Im Umgang mit knappem Wohnraum lassen Mieterinnen und Mieter in Prenzlauer Berg sich einiges einfallen. Das hat auch Folgen für das Leben im Kiez.


Hochebenen einziehen, wenig zu Hause sein, Augen zu und durch.“ Dies ist eine der Antworten, die wir in unserer Umfrage auf die Frage erhalten haben, wie die Menschen in Prenzlauer Berg damit umgehen, dass sie wegen explodierender Mietpreise in einer Wohnung leben, die nicht mehr zu ihnen passt. Die Antwort fasst zusammen, wie sich viele Prenzlauer Bergerinnen und Berger ihren beengten Wohnverhältnissen stellen. In den meisten Fällen, so ein Ergebnis unserer Umfrage, bauen die Betroffenen ihre Wohnung um. Und sie verbringen mehr Zeit außerhalb ihrer Wohnung. Wir haben uns diese Strategien genauer angesehen.

1. Die Wohnung verändern

Über zu wenig Aufträge kann sich Andreas Wilhelm nicht beklagen.
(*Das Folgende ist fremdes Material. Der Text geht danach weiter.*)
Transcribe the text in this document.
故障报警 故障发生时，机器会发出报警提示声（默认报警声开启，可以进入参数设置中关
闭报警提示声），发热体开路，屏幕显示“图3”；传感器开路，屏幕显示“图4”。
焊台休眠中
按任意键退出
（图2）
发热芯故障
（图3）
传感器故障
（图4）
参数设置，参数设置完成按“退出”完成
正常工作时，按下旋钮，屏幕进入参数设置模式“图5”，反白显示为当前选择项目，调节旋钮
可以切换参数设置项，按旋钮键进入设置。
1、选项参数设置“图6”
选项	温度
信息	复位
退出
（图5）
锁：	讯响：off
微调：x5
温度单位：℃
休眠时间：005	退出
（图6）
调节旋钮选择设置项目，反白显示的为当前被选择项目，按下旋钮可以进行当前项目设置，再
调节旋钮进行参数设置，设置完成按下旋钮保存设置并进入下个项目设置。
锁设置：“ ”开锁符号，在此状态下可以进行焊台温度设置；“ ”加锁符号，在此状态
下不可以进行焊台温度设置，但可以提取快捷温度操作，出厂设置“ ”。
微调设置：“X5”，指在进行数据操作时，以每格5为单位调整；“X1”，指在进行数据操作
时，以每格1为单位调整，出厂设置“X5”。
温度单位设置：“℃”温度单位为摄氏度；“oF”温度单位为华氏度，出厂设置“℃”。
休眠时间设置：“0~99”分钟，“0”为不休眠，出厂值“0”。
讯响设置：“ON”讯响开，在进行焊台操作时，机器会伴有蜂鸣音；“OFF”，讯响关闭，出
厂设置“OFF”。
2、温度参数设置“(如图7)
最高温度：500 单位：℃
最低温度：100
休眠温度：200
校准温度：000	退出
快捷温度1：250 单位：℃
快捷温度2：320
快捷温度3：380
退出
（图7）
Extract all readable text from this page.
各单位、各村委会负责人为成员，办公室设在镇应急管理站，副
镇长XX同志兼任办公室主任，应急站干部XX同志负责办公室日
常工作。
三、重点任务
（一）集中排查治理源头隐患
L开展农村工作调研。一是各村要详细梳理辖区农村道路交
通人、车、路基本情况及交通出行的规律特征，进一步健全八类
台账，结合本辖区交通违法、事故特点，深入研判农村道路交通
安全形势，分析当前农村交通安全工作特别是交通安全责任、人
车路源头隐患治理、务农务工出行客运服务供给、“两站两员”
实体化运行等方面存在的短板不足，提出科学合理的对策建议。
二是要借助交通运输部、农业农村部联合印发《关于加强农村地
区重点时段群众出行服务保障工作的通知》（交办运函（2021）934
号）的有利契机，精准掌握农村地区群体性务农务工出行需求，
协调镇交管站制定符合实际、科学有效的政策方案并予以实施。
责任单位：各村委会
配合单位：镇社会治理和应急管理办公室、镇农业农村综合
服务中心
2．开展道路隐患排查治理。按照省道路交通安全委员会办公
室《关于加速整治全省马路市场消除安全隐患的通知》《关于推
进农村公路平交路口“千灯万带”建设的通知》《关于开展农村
Der 46-jährige Architekt aus Prenzlauer Berg hat sich  mit seiner Firma Camaluna auf den Bau von Hochbetten und anderen Hochebenen spezialisiert. „Ich hatte von Anfang an viel Nachfrage, aber es wird immer mehr“, sagt er. Seine Kunden, so Wilhelm, wollen aus Angst vor steigenden Mieten in ihrer Wohnung bleiben und dort zusätzlichen Platz schaffen. „Dabei geht es weniger um Spaß und Luxus, als um praktische Gründe“, so Wilhelm.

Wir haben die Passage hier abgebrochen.